Despite their history, avid following, and frequent appearances in almost all of the greatest small venues Quebec and Ontario have to offer, Heart Attack is their first full length record which they released earlier this year. Best described as somewhere in between garage rock and indie rock, Heart Attack delivers to listeners old and new the same kind of hard-hitting energy that they are known for on stage.
The album opens with title track “Heart Attack,” whose predominant power chords and rhythm guitar immediately set up the genuine yet ultimately unpredictable tone that runs all the way through to the last track. The second track “Give Your Love Away” maintains a similar tempo and feel, adding to the mix a chorus that sounds like something that could be right off of U2’s Joshua Tree. This chorus stands as the only part of the song that doesn’t reflect the band’s self-admitted, shared idolatry of rock band Kiss. What follows is the track “I Don’t Want to Be Alone Tonight,” which continues the rhythm-heavy sound of the beginning of the album; however it seems as if a previously unnoticeable gap between the lyrics, vocals, and instrumentals seems to grow more prominent. It is not that they are not on time with one another; members just seem to be fighting one another for control of the directionality of the song’s sound.
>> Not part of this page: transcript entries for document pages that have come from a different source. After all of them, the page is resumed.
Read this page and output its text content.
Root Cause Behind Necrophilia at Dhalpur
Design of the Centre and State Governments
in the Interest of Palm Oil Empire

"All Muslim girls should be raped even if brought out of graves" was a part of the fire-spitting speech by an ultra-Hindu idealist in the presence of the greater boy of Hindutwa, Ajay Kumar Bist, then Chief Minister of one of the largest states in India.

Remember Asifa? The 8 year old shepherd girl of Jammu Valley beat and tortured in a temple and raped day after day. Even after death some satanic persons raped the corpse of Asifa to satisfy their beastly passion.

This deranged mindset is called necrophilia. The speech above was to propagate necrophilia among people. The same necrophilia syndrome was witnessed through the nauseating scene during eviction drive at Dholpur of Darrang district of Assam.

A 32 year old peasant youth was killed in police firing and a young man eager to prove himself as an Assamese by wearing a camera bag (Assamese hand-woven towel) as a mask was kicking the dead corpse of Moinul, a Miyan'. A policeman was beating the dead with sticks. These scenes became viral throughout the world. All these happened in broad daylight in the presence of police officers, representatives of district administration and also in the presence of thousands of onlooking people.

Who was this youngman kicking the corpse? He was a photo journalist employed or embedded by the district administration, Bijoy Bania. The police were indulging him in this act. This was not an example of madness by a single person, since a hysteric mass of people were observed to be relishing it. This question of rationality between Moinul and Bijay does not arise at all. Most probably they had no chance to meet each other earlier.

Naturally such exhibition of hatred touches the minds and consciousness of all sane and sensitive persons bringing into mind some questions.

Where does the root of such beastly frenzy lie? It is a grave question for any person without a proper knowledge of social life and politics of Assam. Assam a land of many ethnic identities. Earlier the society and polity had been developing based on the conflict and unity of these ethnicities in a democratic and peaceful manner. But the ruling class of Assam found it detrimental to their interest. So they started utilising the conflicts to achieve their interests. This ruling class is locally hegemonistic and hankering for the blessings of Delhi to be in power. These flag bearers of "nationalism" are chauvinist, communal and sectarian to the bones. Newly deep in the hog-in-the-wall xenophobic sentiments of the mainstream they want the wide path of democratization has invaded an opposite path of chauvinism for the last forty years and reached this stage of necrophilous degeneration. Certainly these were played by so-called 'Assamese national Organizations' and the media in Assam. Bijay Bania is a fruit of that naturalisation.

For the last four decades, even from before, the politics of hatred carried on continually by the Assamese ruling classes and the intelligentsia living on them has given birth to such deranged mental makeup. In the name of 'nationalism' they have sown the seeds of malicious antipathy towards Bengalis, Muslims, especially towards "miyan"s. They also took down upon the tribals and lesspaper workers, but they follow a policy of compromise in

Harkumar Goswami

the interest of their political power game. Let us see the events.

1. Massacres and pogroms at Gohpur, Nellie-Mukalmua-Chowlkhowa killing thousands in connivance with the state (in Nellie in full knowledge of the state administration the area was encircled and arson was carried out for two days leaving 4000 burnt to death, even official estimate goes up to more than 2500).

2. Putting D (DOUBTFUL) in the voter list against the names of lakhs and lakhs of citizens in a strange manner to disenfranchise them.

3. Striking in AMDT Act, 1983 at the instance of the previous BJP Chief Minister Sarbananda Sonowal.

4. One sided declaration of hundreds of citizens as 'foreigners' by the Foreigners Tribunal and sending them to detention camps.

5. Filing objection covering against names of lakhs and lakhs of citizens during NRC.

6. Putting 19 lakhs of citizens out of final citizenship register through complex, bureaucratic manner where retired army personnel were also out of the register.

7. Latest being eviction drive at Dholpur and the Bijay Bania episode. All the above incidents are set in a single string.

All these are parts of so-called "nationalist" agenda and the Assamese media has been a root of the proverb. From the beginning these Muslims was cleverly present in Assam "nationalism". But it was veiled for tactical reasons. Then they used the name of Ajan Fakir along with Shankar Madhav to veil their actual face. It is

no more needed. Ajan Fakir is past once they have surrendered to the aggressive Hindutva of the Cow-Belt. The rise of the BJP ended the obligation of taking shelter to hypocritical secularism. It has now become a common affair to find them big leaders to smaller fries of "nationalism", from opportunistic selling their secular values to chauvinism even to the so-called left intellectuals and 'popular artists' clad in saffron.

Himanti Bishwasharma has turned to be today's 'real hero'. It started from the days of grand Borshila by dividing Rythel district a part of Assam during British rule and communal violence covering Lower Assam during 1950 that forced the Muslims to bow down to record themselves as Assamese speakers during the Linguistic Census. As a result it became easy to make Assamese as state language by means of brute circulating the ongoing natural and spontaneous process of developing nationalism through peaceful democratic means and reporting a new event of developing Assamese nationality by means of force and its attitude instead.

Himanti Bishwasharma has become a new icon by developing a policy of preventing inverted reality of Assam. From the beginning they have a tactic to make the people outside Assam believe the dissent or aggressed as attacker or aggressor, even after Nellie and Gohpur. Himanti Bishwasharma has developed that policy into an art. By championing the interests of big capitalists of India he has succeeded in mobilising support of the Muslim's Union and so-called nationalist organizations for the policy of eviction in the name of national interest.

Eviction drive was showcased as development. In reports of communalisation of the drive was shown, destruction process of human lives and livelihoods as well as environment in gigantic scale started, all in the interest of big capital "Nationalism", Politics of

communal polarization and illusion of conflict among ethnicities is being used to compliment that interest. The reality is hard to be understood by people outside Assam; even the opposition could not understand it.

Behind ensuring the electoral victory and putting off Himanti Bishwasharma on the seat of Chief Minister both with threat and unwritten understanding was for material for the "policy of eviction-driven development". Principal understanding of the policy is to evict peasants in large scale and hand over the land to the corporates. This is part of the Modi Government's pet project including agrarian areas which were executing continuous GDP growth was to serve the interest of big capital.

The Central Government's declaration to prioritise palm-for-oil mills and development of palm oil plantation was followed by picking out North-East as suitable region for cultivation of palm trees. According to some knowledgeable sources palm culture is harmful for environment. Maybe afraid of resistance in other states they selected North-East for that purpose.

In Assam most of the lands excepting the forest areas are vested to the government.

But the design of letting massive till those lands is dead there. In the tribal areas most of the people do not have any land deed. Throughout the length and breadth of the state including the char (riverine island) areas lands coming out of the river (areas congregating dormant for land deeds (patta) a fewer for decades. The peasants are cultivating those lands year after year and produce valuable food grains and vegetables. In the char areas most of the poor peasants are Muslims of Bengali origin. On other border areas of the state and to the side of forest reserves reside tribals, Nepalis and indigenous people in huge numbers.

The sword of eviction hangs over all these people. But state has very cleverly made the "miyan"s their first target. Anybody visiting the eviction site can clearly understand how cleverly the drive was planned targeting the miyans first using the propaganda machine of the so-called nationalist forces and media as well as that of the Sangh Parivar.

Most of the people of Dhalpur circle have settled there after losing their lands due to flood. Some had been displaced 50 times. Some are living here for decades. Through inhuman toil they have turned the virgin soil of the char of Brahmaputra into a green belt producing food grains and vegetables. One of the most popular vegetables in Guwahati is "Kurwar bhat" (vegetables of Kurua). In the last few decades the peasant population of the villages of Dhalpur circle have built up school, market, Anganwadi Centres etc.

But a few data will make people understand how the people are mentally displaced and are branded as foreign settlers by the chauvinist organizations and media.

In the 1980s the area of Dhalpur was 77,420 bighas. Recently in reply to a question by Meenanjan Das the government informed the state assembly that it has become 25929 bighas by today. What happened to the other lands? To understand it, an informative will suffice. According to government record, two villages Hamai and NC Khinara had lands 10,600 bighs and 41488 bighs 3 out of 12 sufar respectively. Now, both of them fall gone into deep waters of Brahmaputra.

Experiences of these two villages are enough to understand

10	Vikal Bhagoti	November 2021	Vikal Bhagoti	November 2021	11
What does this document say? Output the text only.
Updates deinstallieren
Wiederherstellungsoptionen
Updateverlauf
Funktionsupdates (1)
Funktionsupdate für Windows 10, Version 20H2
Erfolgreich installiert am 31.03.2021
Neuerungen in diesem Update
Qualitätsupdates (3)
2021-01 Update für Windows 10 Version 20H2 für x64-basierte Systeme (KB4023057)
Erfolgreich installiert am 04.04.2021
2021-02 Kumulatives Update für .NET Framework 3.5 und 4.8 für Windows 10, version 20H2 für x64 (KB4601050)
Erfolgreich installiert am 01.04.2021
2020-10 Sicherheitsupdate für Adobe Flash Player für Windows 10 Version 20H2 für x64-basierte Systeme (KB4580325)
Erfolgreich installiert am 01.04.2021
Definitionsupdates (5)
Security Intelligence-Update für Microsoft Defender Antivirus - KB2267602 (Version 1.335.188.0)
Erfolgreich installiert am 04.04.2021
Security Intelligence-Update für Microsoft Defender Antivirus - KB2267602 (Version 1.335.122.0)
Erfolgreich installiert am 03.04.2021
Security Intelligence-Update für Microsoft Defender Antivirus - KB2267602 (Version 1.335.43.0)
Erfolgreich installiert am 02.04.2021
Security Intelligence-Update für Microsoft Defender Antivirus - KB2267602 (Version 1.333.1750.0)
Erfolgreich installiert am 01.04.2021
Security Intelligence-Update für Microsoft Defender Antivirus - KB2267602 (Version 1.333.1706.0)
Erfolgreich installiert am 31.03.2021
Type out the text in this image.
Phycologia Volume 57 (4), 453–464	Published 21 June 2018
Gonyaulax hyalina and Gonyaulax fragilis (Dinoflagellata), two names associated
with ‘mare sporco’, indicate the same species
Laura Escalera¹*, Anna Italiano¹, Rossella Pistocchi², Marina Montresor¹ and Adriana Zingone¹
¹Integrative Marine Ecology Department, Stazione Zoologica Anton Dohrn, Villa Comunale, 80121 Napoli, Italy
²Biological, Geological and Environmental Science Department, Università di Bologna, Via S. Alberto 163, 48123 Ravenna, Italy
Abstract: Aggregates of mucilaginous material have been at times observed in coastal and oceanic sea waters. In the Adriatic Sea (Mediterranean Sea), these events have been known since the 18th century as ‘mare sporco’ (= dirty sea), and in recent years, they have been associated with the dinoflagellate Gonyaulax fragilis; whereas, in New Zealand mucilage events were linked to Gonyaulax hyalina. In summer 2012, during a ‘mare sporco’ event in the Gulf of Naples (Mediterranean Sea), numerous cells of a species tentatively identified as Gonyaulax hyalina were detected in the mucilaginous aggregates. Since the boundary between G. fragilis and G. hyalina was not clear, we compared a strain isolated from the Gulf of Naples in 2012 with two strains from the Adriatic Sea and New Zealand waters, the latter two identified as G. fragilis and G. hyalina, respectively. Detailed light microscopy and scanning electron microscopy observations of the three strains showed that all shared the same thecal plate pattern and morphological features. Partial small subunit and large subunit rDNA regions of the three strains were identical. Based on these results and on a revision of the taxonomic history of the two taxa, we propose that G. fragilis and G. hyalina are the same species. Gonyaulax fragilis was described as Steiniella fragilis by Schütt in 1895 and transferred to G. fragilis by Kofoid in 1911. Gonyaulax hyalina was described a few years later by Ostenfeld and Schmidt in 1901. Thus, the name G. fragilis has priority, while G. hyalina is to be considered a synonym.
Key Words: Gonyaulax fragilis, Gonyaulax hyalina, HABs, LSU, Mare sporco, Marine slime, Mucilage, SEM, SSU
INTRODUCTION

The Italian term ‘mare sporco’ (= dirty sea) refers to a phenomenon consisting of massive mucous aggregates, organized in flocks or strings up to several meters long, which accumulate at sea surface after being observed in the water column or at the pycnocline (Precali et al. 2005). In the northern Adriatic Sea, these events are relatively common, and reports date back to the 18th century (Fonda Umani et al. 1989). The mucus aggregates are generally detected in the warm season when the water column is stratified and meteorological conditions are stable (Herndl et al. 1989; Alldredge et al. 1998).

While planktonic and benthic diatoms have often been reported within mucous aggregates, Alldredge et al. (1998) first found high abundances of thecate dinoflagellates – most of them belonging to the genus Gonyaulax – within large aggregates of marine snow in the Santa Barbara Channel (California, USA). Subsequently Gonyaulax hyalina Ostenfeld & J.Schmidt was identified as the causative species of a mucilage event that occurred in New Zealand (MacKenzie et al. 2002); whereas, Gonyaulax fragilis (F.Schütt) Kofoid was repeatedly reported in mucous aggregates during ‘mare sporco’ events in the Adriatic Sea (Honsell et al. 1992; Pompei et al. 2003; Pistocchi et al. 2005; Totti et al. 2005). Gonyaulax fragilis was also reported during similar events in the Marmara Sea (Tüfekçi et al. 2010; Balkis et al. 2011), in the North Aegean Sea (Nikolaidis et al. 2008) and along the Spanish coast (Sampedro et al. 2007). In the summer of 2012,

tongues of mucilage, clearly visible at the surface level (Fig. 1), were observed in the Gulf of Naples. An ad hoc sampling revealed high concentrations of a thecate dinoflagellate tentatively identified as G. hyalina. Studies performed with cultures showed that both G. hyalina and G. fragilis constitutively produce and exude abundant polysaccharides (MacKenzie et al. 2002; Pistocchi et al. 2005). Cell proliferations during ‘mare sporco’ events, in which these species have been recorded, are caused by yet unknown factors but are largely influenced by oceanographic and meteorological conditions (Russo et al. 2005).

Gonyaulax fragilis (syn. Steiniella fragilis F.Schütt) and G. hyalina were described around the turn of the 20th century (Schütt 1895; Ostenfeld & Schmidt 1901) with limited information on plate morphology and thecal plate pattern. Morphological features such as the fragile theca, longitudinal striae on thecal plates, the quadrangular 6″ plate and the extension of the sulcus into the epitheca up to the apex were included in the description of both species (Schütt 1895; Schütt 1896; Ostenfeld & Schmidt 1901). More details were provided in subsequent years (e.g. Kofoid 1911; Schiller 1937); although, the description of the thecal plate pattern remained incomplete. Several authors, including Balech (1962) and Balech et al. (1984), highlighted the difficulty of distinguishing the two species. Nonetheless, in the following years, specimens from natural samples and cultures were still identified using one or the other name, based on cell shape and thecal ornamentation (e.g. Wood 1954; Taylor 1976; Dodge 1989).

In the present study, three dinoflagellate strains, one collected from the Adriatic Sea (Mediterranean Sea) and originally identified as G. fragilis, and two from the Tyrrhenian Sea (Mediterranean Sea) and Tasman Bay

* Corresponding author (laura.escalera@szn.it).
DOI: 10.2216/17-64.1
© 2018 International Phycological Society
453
Towards the center of the lengthy album is “Superglue,” the first song to showcase finger picking rather than heavier powerchords. What results is a much more melancholy tone. However, it is in this musical space that vocalist Joseph Sardelli seriously starts to shine, not only in his range but in his ability to capture a powerful tone that is perfectly mirrored by Santino Agostino’s solo. Skipping ahead a few songs, you will find “Questions of a Puppeteer,” a track that is surprisingly reminiscent of the Arctic Monkeys. For me, this song is the first track where the Maxwell’s awesome chemistry really begins to make itself known. They sound incredibly tight; while I could do without the chanting, the instrumentals and the changes are beautifully seamless.
“We Need to Talk” carries on this funky energy in a minimal but clean manner that is still just as heavy hitting, but sonically a long way off from the beginning half of the album. Sophisticated guitar solos are intertwined around the funky guitar riffs and backed by solid support from the bass and drums. Perhaps for these guys, less is more. When they are on the same page, they shine with an energy that would be even more magnetic live.